- Also known as: MCB
- Origin: Spain, United States
- Genres: Hard rock, Heavy metal, Roots rock
- Years active: 1998 — 2003 2010 — 2022
- Labels: GB Records/4818 Records
- Past members: Manny Charlton Steve Froese Gary McGrath
- Website: www.mannycharltonband.com

= Manny Charlton Band =

The Manny Charlton Band is a band put together by Nazareth guitarist, Manny Charlton. The band has had members attached to the records made, example the “Hellacious” record includes singer Robin DeLorenzo on lead vocals, Tim Bogert of Vanilla Fudge, and drummer Walfredo Reyes Jr.
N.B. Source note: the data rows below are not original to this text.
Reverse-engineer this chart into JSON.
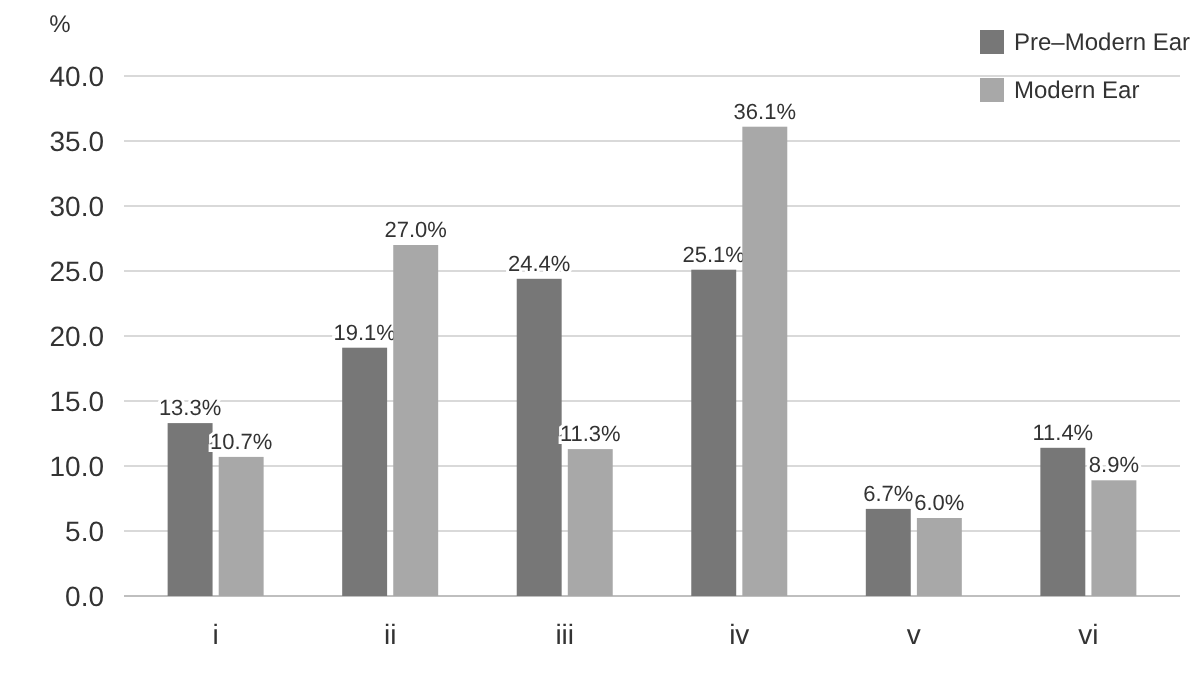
{
  "chart_data": {
    "type": "bar",
    "ylabel": "%",
    "categories": [
      "i",
      "ii",
      "iii",
      "iv",
      "v",
      "vi"
    ],
    "series": [
      {
        "name": "Pre–Modern Ear",
        "color": "#777777",
        "values": [
          13.3,
          19.1,
          24.4,
          25.1,
          6.7,
          11.4
        ],
        "value_labels": [
          "13.3%",
          "19.1%",
          "24.4%",
          "25.1%",
          "6.7%",
          "11.4%"
        ]
      },
      {
        "name": "Modern Ear",
        "color": "#a8a8a8",
        "values": [
          10.7,
          27.0,
          11.3,
          36.1,
          6.0,
          8.9
        ],
        "value_labels": [
          "10.7%",
          "27.0%",
          "11.3%",
          "36.1%",
          "6.0%",
          "8.9%"
        ]
      }
    ],
    "ylim": [
      0,
      40
    ],
    "yticks": [
      {
        "value": 0,
        "label": "0.0"
      },
      {
        "value": 5,
        "label": "5.0"
      },
      {
        "value": 10,
        "label": "10.0"
      },
      {
        "value": 15,
        "label": "15.0"
      },
      {
        "value": 20,
        "label": "20.0"
      },
      {
        "value": 25,
        "label": "25.0"
      },
      {
        "value": 30,
        "label": "30.0"
      },
      {
        "value": 35,
        "label": "35.0"
      },
      {
        "value": 40,
        "label": "40.0"
      }
    ],
    "grid": "y",
    "legend": "top right"
  }
}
They scheduled a tour for summer of 2012 and was supported by Robin Delorenzo, Andy Weaver and Gary McGrath as the band. The albumHellacious was produced by Gary Bryant McGrath (GB Records/4818 Records). The album includes some special guests such as Steven Adler of Guns N' Roses and Vivian Campbell of Def Leppard.

==Discography==
Hellacious is the name of the Manny Charlton Band's 2012 album featuring the lineup named above. It has a set of original songs written by both Charlton and DeLorenzo and some remakes of Nazareth tunes. On July 1, 2012, producer and manager Gary McGrath announced the album's physical US release for August 14, 2012, and the album was released on March 15, 2013, in online stores.